Nahostkonflikt: Krise im Nahen Osten: Israelische Soldaten bei ihren Panzern nahe der Grenze zum Gazastreifen.

Krise im Nahen Osten: Israelische Soldaten bei ihren Panzern nahe der Grenze zum Gazastreifen.

(Foto: Ariel Schalit/AP)

Weil die Gewalt im Nahen Osten zunimmt, will der UN-Sicherheitsrat zu einer Dringlichkeitssitzung zusammenkommen. Israels Premier kündigt neue Luftangriffe an. Palästinenserpräsident Abbas wirft Israel vor, einen "Völkermord" zu begehen.

  • Weil die Krise im Nahen Osten eskaliert, wird der UN-Sicherheitsrat am Donnerstag über die Lage beraten.
  • Die Hamas feuert fortwährend Raketen auf israelisches Territorium ab, Israels Premier Netanjahu kündigt weitere Luftangriffe auf den Gazastreifen an.
  • Erstmals werden Raketen auf Israels einzigen Atomreaktor gefeuert.
  • Palästinenserpräsident Mahmud Abbas wirft Israel "Völkermord" vor.

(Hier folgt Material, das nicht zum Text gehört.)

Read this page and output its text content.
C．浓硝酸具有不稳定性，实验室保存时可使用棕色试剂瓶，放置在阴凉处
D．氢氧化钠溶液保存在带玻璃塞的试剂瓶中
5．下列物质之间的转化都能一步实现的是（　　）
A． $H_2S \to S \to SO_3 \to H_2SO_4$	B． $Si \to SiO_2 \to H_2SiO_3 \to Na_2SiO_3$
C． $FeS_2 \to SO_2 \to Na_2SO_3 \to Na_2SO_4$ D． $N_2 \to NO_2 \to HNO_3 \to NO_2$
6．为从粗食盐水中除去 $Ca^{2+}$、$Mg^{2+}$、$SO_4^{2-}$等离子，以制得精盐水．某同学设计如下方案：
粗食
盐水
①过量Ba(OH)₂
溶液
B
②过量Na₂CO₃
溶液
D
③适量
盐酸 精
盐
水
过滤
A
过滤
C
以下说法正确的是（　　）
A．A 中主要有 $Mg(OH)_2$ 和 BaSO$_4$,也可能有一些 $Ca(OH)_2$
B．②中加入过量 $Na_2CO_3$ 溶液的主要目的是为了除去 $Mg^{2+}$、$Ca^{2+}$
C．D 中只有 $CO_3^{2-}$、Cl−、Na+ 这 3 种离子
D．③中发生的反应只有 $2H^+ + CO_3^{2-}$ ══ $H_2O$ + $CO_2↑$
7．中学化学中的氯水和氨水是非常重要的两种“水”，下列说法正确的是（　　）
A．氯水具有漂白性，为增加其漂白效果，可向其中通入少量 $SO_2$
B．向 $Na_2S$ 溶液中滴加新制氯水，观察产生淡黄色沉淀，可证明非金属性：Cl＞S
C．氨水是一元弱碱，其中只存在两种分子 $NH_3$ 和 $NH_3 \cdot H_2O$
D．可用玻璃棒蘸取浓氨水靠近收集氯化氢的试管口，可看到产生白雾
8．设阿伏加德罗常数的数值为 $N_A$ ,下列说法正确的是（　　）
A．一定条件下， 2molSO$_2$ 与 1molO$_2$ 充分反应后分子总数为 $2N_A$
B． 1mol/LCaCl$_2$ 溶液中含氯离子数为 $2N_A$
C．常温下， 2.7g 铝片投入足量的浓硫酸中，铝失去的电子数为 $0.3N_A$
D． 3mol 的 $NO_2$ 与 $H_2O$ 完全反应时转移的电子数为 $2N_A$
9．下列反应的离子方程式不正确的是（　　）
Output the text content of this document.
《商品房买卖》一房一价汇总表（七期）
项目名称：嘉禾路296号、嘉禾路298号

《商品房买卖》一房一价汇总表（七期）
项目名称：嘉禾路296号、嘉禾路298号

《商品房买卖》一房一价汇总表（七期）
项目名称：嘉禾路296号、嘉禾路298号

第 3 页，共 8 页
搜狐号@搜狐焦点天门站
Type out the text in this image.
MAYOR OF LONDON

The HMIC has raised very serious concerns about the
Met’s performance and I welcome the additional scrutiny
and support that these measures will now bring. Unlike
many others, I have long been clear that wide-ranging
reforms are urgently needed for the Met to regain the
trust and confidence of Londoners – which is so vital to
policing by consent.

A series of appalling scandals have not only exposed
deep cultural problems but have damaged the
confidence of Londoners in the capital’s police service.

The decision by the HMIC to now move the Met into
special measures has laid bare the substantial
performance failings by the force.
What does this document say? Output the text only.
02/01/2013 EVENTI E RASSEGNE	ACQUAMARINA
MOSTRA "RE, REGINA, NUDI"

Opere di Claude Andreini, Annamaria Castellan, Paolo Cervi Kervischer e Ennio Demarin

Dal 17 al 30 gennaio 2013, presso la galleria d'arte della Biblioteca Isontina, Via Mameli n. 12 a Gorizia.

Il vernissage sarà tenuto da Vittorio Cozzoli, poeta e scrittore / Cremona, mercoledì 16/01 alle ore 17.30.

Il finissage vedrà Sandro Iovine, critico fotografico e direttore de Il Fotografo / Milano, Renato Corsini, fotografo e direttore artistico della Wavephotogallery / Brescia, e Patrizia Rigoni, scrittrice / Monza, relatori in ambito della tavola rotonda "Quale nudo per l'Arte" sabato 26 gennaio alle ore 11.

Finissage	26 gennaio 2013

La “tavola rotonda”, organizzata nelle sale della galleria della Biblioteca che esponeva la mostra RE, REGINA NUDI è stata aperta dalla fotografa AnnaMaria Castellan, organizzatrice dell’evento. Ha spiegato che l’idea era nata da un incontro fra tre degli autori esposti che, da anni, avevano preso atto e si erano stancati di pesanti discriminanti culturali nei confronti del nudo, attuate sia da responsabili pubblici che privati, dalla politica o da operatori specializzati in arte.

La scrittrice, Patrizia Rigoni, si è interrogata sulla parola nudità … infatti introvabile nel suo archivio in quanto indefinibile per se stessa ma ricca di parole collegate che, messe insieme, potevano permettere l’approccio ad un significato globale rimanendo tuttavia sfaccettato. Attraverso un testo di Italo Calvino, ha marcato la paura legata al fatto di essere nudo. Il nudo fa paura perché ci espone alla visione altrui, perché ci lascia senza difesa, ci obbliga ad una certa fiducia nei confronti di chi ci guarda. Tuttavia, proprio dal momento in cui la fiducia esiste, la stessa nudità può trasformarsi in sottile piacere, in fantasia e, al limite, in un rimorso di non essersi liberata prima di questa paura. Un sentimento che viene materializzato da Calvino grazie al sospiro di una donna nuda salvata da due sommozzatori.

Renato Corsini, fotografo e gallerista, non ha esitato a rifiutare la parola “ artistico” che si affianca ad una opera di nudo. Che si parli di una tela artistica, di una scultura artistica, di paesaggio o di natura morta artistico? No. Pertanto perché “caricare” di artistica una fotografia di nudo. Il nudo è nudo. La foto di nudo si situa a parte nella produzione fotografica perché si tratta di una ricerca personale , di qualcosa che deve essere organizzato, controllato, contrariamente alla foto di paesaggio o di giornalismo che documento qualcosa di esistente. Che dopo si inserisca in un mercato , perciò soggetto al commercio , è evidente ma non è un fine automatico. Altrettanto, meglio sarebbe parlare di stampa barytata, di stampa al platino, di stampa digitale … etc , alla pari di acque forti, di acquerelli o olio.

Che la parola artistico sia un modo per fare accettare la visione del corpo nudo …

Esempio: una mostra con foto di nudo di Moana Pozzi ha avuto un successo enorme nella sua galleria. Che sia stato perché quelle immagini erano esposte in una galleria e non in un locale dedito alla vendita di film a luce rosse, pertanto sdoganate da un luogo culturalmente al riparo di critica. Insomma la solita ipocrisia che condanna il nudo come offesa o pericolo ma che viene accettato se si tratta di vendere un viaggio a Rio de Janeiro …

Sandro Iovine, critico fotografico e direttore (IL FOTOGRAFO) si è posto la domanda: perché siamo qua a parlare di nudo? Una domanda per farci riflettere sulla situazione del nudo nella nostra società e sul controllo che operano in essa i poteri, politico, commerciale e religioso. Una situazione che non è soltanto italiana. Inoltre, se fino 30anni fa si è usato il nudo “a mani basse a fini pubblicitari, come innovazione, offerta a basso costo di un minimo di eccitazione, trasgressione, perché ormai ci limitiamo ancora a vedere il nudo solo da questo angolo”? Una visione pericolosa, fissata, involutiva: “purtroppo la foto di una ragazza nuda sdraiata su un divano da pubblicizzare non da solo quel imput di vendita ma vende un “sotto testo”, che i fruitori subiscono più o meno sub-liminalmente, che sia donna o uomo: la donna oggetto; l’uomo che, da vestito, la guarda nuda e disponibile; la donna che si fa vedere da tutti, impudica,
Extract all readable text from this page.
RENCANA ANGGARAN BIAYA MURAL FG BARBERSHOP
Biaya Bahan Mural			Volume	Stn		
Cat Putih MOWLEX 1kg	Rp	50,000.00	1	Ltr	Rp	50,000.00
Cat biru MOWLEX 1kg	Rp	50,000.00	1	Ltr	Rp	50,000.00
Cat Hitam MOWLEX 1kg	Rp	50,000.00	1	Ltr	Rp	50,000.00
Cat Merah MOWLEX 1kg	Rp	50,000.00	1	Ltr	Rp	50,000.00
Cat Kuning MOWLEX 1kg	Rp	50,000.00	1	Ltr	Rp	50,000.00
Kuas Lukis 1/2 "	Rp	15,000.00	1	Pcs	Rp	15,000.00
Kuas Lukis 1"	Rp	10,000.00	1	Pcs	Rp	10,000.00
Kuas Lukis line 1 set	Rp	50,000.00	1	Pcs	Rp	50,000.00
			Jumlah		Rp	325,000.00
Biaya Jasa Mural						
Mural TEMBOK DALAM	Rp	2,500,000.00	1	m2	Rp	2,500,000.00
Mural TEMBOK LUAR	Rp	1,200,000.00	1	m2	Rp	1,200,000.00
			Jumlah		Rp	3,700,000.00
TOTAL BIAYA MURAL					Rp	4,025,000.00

UN-Sicherheitsragt tagt zu Nahostkrise

Die Vertreter des UN-Sicherheitsrats kommen am Donnerstag zu einem Dringlichkeitstreffen zum Nahost-Konflikt zusammen. Wie die ruandische Präsidentschaft des UN-Gremiums in der Nacht zum Donnerstag mitteilte, findet die Sitzung um 10 Uhr Ortszeit in New York statt. UN-Generalsekretär Ban Ki Moon werde die 15 Mitglieder bei dem Treffen über die Eskalation im Nahen Osten informieren, sagten Diplomaten am Mittwochabend.

Ban Ki Moon hatte den Konflikt zuvor als "eine der entscheidendsten Krisen der Region in den vergangenen Jahren" bezeichnet. "Gaza steht auf Messers Schneide", sagte Ban am Mittwoch vor Journalisten im Hauptquartier der UN in New York. "Die eskalierende Situation führt zu einem Teufelskreis, der schnell außer Kontrolle geraten könnte."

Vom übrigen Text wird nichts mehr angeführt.